Um, yes. What she said.
The message that “conservatives” have been broadcasting for some time now is that wealth equals virtue, and its corollary, that poverty equals vice. That they have somehow managed to wrap the whole thing in the trappings of a religion founded by a man who said that you’re going to Hell if you don’t feed the poor, house the homeless, and comfort prisoners, and who advocated voluntary poverty is an achievement of Orwellian doublespeak that I don’t think will ever be surpassed.
If there is any gratitude that ought to be shown, it should come from wealthy conservatives and be directed to the countless millions whose forbearance and basic humanity saves those conservatives from the dire fate they would deserve in a world where the thirst for justice is not tempered by mercy.
somewhere today I saw a poll of Floridians which showed that the people most inclined to support the war were those that most frequently attended church.
There must be a reason for this. It should be counterintuitive and, yet, isn’t.
Apparently “The Troops” are doing the Lord’s work?
I should note first that I am an ex-Christian, largely because I finally decided to take Matthew 7:15-20 seriously. Despite the mild and frankly socialist words that are attributed to Jesus in the Bible, there’s plenty of incredibly ugly, vicious garbage in there if you’re just looking for something to justify what you already believe.
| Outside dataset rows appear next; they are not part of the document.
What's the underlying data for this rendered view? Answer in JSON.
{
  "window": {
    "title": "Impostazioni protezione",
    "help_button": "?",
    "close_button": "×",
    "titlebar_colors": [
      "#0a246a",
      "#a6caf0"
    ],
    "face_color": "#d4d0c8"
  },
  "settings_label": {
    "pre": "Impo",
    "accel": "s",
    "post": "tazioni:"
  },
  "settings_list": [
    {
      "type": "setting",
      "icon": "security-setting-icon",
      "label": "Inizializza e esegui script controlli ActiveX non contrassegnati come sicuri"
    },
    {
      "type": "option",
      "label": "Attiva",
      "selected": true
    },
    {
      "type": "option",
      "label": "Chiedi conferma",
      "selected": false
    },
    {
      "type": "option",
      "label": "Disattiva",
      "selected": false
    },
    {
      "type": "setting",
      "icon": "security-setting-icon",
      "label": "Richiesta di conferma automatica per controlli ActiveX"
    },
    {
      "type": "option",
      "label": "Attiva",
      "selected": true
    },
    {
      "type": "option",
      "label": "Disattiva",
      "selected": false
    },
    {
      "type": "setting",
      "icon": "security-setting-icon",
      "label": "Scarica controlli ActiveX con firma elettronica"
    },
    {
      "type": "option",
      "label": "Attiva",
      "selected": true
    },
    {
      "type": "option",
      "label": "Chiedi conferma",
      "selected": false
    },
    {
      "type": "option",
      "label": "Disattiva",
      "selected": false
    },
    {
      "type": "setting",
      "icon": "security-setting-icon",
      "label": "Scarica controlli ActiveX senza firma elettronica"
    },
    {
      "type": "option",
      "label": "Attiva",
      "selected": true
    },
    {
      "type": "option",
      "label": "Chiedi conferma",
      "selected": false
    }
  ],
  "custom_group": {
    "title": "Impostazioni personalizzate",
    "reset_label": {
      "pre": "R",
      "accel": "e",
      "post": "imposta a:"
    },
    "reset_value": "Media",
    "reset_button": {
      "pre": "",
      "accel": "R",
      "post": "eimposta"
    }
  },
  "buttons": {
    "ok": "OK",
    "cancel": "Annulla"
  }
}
And that, ultimately, is what drives it. Most people don’t come to a religion looking for change or a challenge. They come looking for confirmation and reassurance that, despite how fucked up the world is, and how nasty and vicious and selfish they are deep down, everything will be okay in the end. And unfortunately, there are plenty of religious leaders who are willing to give them the pablum they’re looking for.
The great irony is that American fundamentalism started out in colonial times as a deeply and harshly introspective assault on one’s own sinful nature. Somewhere along the way, the sinners decided that they were really of the Elect, and therefore they could devote all of their time and energy towards castigating the sins of others. It’s no wonder they flock so eagerly to nationalist pride — pride is the mortal sin in whose service most of them are laboring.
The great irony is that American fundamentalism started out in colonial times as a deeply and harshly introspective assault on one’s own sinful nature.
Fundamentalism did not start then but around the turn of the twentieth century as the result of a series of Sunday school pamphlets called The Fundamentals, whose publication was underwritten by a California oil magnate. It is in fact a relatively recent perversion of Christian theology.
Too often fundamentalism is conflated with evangelical Christianity, with Calvinism, and with the Baptist movement, even by fundamentalists.
And then there are the biblical literalists and the proof-texters and the prophecy-spouters and the random verse bunch.
In the twenties, there was a country store owner in NC who used to pick two verses at random, and those were his to live by for that day. One day he stopped. On questioning, he confessed the two verses for the previous day. They were: “And Judas hanged himself.” and “Go thou and do likewise.”